La finance islamique connaît une forte expansion en Afrique. Pour diversifier leurs sources de financement, plusieurs États émettent des sukuk, formant ainsi une alternative aux emprunts traditionnels. En début d'année, le Bénin a lancé avec succès son premier sukuk, collectant 500 millions de dollars, tandis que l'Algérie a suivi avec une émission de près de 2 milliards d'euros, comme l'indique le média Ecofin.
Le Sénégal, pionnier dans ce domaine, prévoit également une quatrième émission très prochainement.
Selon des données fournies par l'agence de notation Fitch à Reuters, les émissions de sukuk en Afrique ont atteint 3 milliards de dollars l'année dernière, dont 2,8 milliards provenaient de l'Égypte, qui a réalisé son retour sur ce marché après une pause d’un an, contre 112 millions de dollars en 2024. En comparaison, les pays africains ont émis un total de 13 milliards de dollars d'obligations classiques.
Les sukuk se sont donc affirmés comme une ressource de financement alternative non négligeable. Alors que le financement traditionnel repose sur des intérêts prohibés par la loi islamique, les sukuk permettent de rémunérer les investisseurs d'une manière conforme aux préceptes musulmans. Comme l'explique Ghassen Bouslama, professeur au département Finance de Neoma, "Les titres sont adossés à des actifs tangibles et conformes à la loi islamique. Leur rémunération est liée à celle de l'actif concerné".
Investir dans un sukuk revient à devenir actionnaire d'une entreprise publique, touchant une part des revenus générés sans passer par des taux d'intérêt. Par exemple, lors de précédentes émissions, les sukuk sénégalais étaient adossés à des actifs de l'aéroport Léopold-Sédar-Senghor de Dakar, avec un rendement annoncé de 6 % par an, d'après le média Le Soleil.

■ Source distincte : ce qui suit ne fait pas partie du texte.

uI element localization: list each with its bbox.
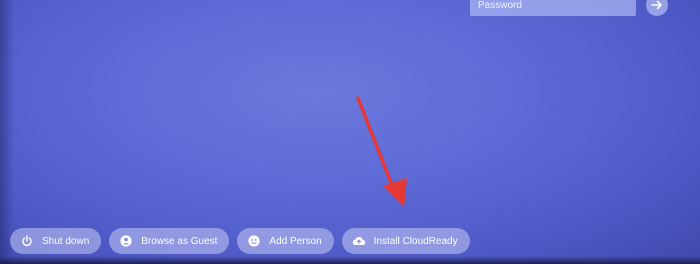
- power-icon: [20, 234, 34, 248]
- shut-down-button[interactable]: Shut down: [10, 228, 102, 254]
- browse-as-guest-label: Browse as Guest: [141, 235, 218, 247]
- screen-bottom-bezel: [0, 256, 700, 264]
- install-cloudready-button[interactable]: Install CloudReady: [341, 228, 470, 254]
- browse-as-guest-button[interactable]: Browse as Guest: [109, 228, 230, 254]
- annotation-arrow: [356, 96, 407, 207]
- login-shelf: Shut down Browse as Guest Add Person Ins…: [10, 228, 470, 254]
- arrow-right-icon: [651, 0, 662, 10]
- password-input[interactable]: [478, 0, 636, 11]
- add-person-button[interactable]: Add Person: [237, 228, 334, 254]
- shut-down-label: Shut down: [42, 235, 90, 247]
- guest-person-icon: [119, 234, 133, 248]
- add-person-label: Add Person: [269, 235, 322, 247]
- password-field[interactable]: [470, 0, 636, 16]
- screen-left-shade: [0, 0, 14, 264]
- submit-button[interactable]: [646, 0, 668, 16]
- cloud-upload-icon: [352, 234, 366, 248]
- install-cloudready-label: Install CloudReady: [373, 235, 458, 247]
- add-person-icon: [247, 234, 261, 248]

Un marché en forte croissance
Étant particulièrement adaptés au financement d'infrastructures, ces sukuk interviennent dans un contexte où l'Afrique souffre d'un manque de capitaux pour soutenir son développement, le déficit étant estimé à 150 milliards de dollars par an. Cependant, leur mise en place nécessite un cadre légal et technique sophistiqué.
Ghassen Bouslama souligne également l'importance de ces instruments pour diversifier les sources de financement des nations concernées, attirant de nouveaux investisseurs musulmans, tels que les fonds d'investissement du Golfe. "Cela permet d'attirer des liquidités considérables", affirme-t-il, faisant référence à un article de recherche sur le sujet.
Avec un resserrement des financements pour plusieurs pays africains, comme le Sénégal dont le gouvernement fait face à des accusations de dissimulation de dettes, ces sukuk apparaissent comme une bouffée d'air frais. Fin 2025, l'agence de notation Standard & Poors (S&P) a abaissé la note de la dette à long terme du Sénégal à "CCC+", rendant l'accès au marché obligataire plus difficile.
Cependant, bien que l'Afrique représente encore une petite part du marché global des sukuk, avec des émissions atteignant 264,8 milliards de dollars américains en 2025 (+13 %), le potentiel de croissance reste immense. L'encours total dépasse les 1.000 milliards de dollars, avec des pays européens comme le Royaume-Uni qui explorent également ces options de financement.